Egypt’s central bank kept its benchmark interest rate unchanged Thursday as increases in fuel and electricity prices rekindled concerns over inflation.
Inflation has dropped from highs above 30 per cent for much of last year to near 11 per cent in May, allowing the central bank to begin cutting borrowing costs that had stifled business growth. That direction could quickly reverse, however, after the government introduced a new round of subsidy cuts this month under a three-year program of economic measures that helped it secure a $12 billion International Monetary Fund loan.
A decision to raise the price of metro tickets by as much as 300 per cent in April triggered scattered protests. The government also raised prices for piped water by more than 45 per cent ahead of the start of the new fiscal year in July.
“Fiscal consolidation measures are expected to lead to one-off increases in the price level, which translate into temporary higher inflation rates,” the central bank said in a statement.
Even so, average annual headline inflation is expected to remain in line with the central bank’s target, and single digit inflation is “expected to be reached after the temporary effect of supply shocks dissipates.”
Core inflation, the gauge the central bank measures because it strips out volatile items, was 11.09 per cent in May — its lowest level in over two years, and squarely within the central bank’s target range of 13 per cent (+/-3 percentage points).
Egypt saw a sharp spike in prices after it floated the pound in November 2016 as part of a package of reforms presented to the IMF. The currency quickly halved in value against the dollar and, coupled with repeated increases in import duties and reductions in energy subsidies, pushed up inflation.

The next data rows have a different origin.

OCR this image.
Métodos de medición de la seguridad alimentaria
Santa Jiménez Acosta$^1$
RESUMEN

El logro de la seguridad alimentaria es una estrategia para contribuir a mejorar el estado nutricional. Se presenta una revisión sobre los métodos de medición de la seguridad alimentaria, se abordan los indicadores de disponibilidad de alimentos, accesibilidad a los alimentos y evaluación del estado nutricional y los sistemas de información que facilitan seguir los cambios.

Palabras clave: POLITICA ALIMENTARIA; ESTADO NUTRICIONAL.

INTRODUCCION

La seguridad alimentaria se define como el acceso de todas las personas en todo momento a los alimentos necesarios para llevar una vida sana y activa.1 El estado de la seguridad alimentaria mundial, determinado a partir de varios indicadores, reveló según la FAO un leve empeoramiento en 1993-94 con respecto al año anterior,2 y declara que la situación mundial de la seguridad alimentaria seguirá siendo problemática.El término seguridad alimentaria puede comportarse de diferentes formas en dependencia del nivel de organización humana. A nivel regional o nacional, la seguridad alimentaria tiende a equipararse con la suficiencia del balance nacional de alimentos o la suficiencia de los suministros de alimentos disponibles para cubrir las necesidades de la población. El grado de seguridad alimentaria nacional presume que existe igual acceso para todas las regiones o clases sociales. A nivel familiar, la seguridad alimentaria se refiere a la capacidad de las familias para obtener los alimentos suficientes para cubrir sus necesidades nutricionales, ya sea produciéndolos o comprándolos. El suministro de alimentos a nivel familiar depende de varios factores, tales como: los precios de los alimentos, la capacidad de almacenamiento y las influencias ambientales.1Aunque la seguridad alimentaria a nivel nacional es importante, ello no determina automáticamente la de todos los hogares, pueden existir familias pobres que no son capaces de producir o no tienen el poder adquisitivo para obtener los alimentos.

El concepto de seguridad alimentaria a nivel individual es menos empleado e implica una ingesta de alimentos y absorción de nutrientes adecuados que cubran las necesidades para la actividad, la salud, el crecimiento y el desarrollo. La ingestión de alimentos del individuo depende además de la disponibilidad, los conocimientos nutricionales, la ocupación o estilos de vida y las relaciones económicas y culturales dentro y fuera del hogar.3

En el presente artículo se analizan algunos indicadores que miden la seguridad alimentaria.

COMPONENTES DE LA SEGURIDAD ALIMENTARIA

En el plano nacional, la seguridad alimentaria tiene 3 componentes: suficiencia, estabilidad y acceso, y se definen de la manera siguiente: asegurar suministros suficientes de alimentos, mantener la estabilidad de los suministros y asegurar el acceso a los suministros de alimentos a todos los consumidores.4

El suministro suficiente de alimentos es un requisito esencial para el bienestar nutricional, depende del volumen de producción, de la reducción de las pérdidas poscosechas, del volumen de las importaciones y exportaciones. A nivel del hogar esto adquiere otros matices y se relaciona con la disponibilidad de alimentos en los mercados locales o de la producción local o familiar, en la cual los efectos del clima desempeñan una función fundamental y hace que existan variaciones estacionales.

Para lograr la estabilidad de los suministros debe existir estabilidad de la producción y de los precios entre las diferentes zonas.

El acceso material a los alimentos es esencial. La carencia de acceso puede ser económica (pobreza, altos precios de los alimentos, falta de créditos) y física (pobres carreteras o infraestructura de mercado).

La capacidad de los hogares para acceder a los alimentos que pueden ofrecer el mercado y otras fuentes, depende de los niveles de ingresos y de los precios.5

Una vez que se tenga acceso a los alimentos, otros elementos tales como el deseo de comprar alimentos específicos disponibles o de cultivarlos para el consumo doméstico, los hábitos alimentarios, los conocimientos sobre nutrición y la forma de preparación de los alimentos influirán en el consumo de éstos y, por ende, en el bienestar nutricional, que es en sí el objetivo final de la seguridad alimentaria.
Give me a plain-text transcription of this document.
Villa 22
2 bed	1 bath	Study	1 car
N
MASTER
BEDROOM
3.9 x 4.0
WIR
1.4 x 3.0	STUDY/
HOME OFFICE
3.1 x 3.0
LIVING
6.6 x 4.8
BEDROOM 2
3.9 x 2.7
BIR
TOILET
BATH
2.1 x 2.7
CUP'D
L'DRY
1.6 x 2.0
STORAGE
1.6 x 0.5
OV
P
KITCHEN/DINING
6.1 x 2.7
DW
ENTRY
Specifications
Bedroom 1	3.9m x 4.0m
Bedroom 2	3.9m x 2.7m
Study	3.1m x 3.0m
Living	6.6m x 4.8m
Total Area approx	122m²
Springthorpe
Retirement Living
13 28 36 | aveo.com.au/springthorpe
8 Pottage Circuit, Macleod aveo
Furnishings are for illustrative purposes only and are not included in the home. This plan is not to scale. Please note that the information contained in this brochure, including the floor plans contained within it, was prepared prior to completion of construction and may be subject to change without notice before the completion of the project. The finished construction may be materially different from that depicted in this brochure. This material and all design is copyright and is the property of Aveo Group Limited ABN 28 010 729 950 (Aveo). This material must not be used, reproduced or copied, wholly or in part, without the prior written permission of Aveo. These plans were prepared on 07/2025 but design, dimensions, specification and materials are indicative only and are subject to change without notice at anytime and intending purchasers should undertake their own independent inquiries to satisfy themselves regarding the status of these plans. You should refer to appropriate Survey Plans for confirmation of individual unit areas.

“Unsurprisingly, the central bank decided to keep rates unchanged. It’ll want to assess the inflationary impact of the recent increase in fuel and electricity prices before easing policy further,” said Ziad Daoud, chief Middle East Economist at Bloomberg Economics in Dubai.
The IMF’s decision to postpone the date for approving the next tranche of its Egypt loan to a day after the rate decision signalled “its continued hawkish oversight, favouring monetary austerity until inflation and money supply growth are tamed,” Cairo-based brokerage Naeem said in a note.